On 2012/03/28, at 1:42, Simon Perreault wrote:

> On 03/28/12 00:42, Tetsuya Murakami wrote:
>> Also, as I mentioned during the meeting, I double-checked the current
>> implementation of IPv6 stack (Linux/BSD). If implementing 4rd-u, IPv6
>> stack gives received IPv6 packet to 4rd-u module after processing it.

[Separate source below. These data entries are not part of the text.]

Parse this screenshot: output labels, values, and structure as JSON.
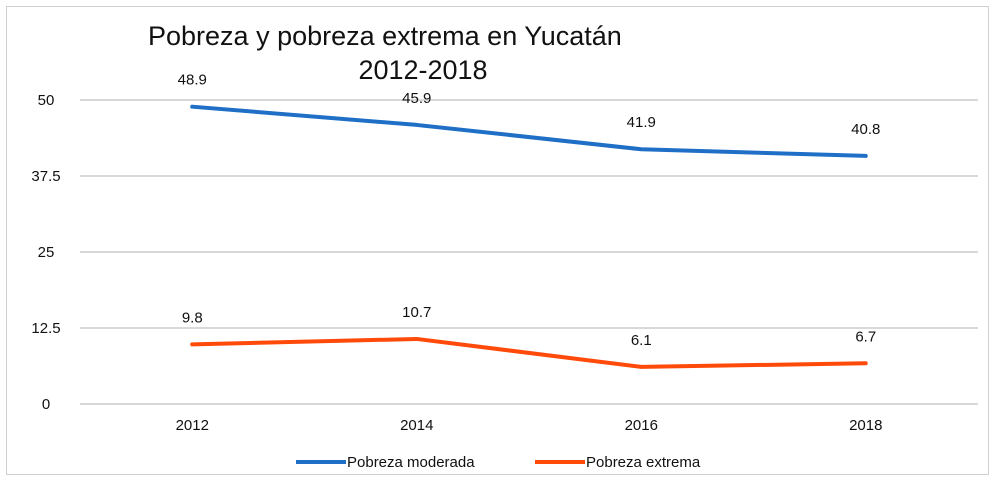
{
  "chart_data": {
    "type": "line",
    "title": "Pobreza y pobreza extrema en Yucatán",
    "subtitle": "2012-2018",
    "categories": [
      "2012",
      "2014",
      "2016",
      "2018"
    ],
    "series": [
      {
        "name": "Pobreza moderada",
        "values": [
          48.9,
          45.9,
          41.9,
          40.8
        ],
        "color": "#1f6fc6",
        "labels": [
          "48.9",
          "45.9",
          "41.9",
          "40.8"
        ]
      },
      {
        "name": "Pobreza extrema",
        "values": [
          9.8,
          10.7,
          6.1,
          6.7
        ],
        "color": "#ff4a0a",
        "labels": [
          "9.8",
          "10.7",
          "6.1",
          "6.7"
        ]
      }
    ],
    "yticks": [
      "0",
      "12.5",
      "25",
      "37.5",
      "50"
    ],
    "ytick_values": [
      0,
      12.5,
      25,
      37.5,
      50
    ],
    "ylim": [
      0,
      50
    ],
    "xlabel": "",
    "ylabel": "",
    "grid": true,
    "legend": "bottom"
  }
}
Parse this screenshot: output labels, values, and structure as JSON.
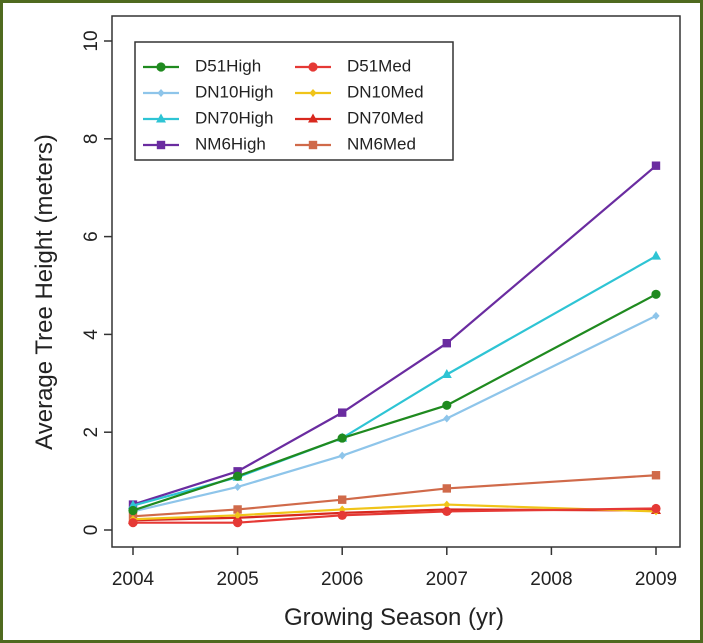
{
  "chart_data": {
    "type": "line",
    "xlabel": "Growing Season (yr)",
    "ylabel": "Average Tree Height (meters)",
    "x": [
      2004,
      2005,
      2006,
      2007,
      2009
    ],
    "x_ticks": [
      2004,
      2005,
      2006,
      2007,
      2008,
      2009
    ],
    "y_ticks": [
      0,
      2,
      4,
      6,
      8,
      10
    ],
    "xlim": [
      2004,
      2009
    ],
    "ylim": [
      0,
      10
    ],
    "grid": false,
    "legend_position": "top-left",
    "series": [
      {
        "name": "D51High",
        "color": "#1f8a1f",
        "marker": "circle",
        "values": [
          0.4,
          1.1,
          1.88,
          2.55,
          4.82
        ]
      },
      {
        "name": "DN10High",
        "color": "#8ec5ea",
        "marker": "diamond",
        "values": [
          0.38,
          0.88,
          1.52,
          2.28,
          4.38
        ]
      },
      {
        "name": "DN70High",
        "color": "#2ec4d4",
        "marker": "triangle",
        "values": [
          0.5,
          1.08,
          1.88,
          3.18,
          5.6
        ]
      },
      {
        "name": "NM6High",
        "color": "#6a2ca0",
        "marker": "square",
        "values": [
          0.52,
          1.2,
          2.4,
          3.82,
          7.45
        ]
      },
      {
        "name": "D51Med",
        "color": "#e53935",
        "marker": "circle",
        "values": [
          0.15,
          0.15,
          0.3,
          0.38,
          0.44
        ]
      },
      {
        "name": "DN10Med",
        "color": "#f0c419",
        "marker": "diamond",
        "values": [
          0.22,
          0.3,
          0.42,
          0.52,
          0.38
        ]
      },
      {
        "name": "DN70Med",
        "color": "#d8281e",
        "marker": "triangle",
        "values": [
          0.2,
          0.25,
          0.35,
          0.42,
          0.4
        ]
      },
      {
        "name": "NM6Med",
        "color": "#d06a4a",
        "marker": "square",
        "values": [
          0.28,
          0.42,
          0.62,
          0.85,
          1.12
        ]
      }
    ]
  }
}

>> But, according to the current implementation of IPv6 stack, IPv6
>> stack totally removes IPv6 fragment header when IPv6 stack finds IPv6
>> fragment header and processes it.
>> 
>> Since 4rd-u module gets the packet after IPv6 stack processes the
>> packet, IPv6 fragment header is not present when 4rd-u module gets
>> the packet. 4rd-u utilizes IPv6 fragment header to carry some of IPv4
>> information. But all information embedded in IPv6 fragment header is
>> disappeared in IPv6 stack before 4rd-u module gets the packet. Hence,
>> in order to keep/pass the information embedded in IPv6 fragment
>> header to 4rd-u module, I think the existing IPv6 stack needs to be
>> changed.
> 
> Depends how you implement it. I can think of at least one way to do it on 
> Linux without touching the IPv6 stack. (with NF hooks)

Yes. It could be possible. But NAT44 requires a network device. If NAT44 is 
also utilized, a 4rd-u module attached to IPv6 stack similar to a tunnel/pseudo 
device is reasonable from the implementation point of view.